Since it’s early stages of my project, I am focussing on brackets in romance in prose, but eventually I’d like to cover brackets in all kinds of romance, prose, poetry, and drama. So, as preparation for that second stage (and because it’s fun), I called up two manuscripts of John Harington’s Orlando Furioso translation. One, a beautifully-bound clean book in secretary hand, both by Harington himself and his scribe (Bodleian, MS Rawl. poet. 125.). One a manuscript by a private person, one Richard Newell who transcribed choice passages of the poem, putting them together with copies of letters and accounts (MS Malone 2).
The book is quite a big folio, and wrapped in smooth but ungainly vellum. A book of use. Around ten to thirteen pages at the front and back are written in mixed secretary-italic hand with a fairly thick nib, and still dark black ink. The letters on the one side, and the accounts on the other, are dated to 1623.

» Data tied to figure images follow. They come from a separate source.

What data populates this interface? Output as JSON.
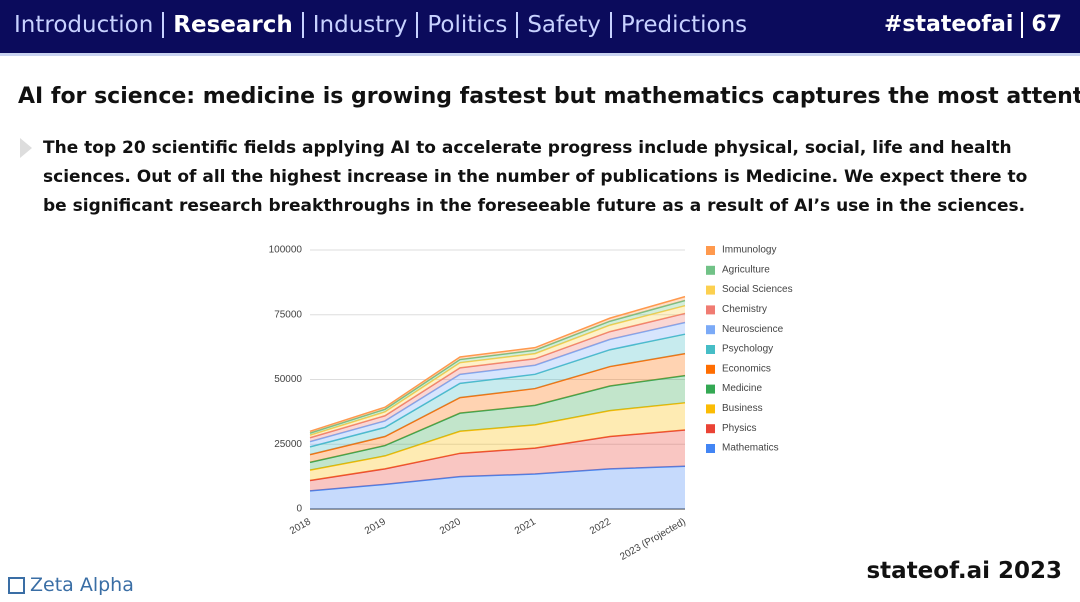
{
  "header": {
    "nav": [
      "Introduction",
      "Research",
      "Industry",
      "Politics",
      "Safety",
      "Predictions"
    ],
    "active": "Research",
    "tag": "#stateofai",
    "page": 67
  },
  "title": "AI for science: medicine is growing fastest but mathematics captures the most attention",
  "bullet": "The top 20 scientific fields applying AI to accelerate progress include physical, social, life and health sciences. Out of all the highest increase in the number of publications is Medicine. We expect there to be significant research breakthroughs in the foreseeable future as a result of AI’s use in the sciences.",
  "chart_data": {
    "type": "stacked_area",
    "categories": [
      "2018",
      "2019",
      "2020",
      "2021",
      "2022",
      "2023 (Projected)"
    ],
    "series": [
      {
        "name": "Mathematics",
        "color": "#4285f4",
        "values": [
          7000,
          9500,
          12500,
          13500,
          15500,
          16500
        ]
      },
      {
        "name": "Physics",
        "color": "#ea4335",
        "values": [
          4000,
          6000,
          9000,
          10000,
          12500,
          14000
        ]
      },
      {
        "name": "Business",
        "color": "#fbbc04",
        "values": [
          4000,
          5000,
          8500,
          9000,
          10000,
          10500
        ]
      },
      {
        "name": "Medicine",
        "color": "#34a853",
        "values": [
          3000,
          4000,
          7000,
          7500,
          9500,
          10500
        ]
      },
      {
        "name": "Economics",
        "color": "#ff6d01",
        "values": [
          3000,
          3500,
          6000,
          6500,
          7500,
          8500
        ]
      },
      {
        "name": "Psychology",
        "color": "#46bdc6",
        "values": [
          3000,
          3500,
          5500,
          5500,
          6500,
          7500
        ]
      },
      {
        "name": "Neuroscience",
        "color": "#7baaf7",
        "values": [
          2000,
          2500,
          3500,
          3500,
          4000,
          4500
        ]
      },
      {
        "name": "Chemistry",
        "color": "#f07b72",
        "values": [
          1500,
          2000,
          2500,
          2500,
          3000,
          3500
        ]
      },
      {
        "name": "Social Sciences",
        "color": "#fcd04f",
        "values": [
          1000,
          1500,
          2000,
          2000,
          2500,
          3000
        ]
      },
      {
        "name": "Agriculture",
        "color": "#71c287",
        "values": [
          800,
          1000,
          1200,
          1300,
          1500,
          2000
        ]
      },
      {
        "name": "Immunology",
        "color": "#ff994d",
        "values": [
          700,
          800,
          1000,
          1000,
          1200,
          1500
        ]
      }
    ],
    "ylim": [
      0,
      100000
    ],
    "yticks": [
      0,
      25000,
      50000,
      75000,
      100000
    ],
    "grid": true,
    "legend": "right"
  },
  "footer": {
    "brand": "Zeta Alpha",
    "site": "stateof.ai 2023"
  }
}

Sandwiched between these letters and accounts, however, the largest part of the manuscript, is a selections of Harington’s 1591 English translation of Ariosto’s 1532 Italian romance Orlando Furioso. At the beginning of the tidy, nearly faultless transcription in a fairly small, neat italic hand is the date, 1645, and even the months that the writer worked on it (January and February). The ink is quite fair, and/or strongly faded, making it hard to read sometimes.
Her lovely-Cheekes with shew of modest shame With roses and with Lillies painted are’.
Why ‘lovely-Cheekes’ and not ‘modest-shame’? Perhaps cheeks can only be lovely, while there are different kinds of shame. Or is this proof Newell’s hyphens are, well, not that deliberate after all?
I’d have to really look through the entire copy in order to assess that with more grounding in numbers of incidents. As it is, though, only because each and every case has not yet been judged, it doesn’t mean it’s not there. Because it is. There. ‘Lovely-Cheekes’.
My particular favourite comes in the description of two lovers, sporting a carefree life devoted to such very naughty things as hunting and frequent changing of clothes. And, of course, kissing in a way that makes it impossible to tell which tongue belongs to whom. We call that the French way.
Wrapped in each other, tongues twisting in French kiss, the hyphen makes their physical bonding visible. The distinction between adjective modifying noun disappear; the discrete boundaries between bodies do. It’s all one thing, the platonic whole, hyphenated sex. Sensuall-lyfe.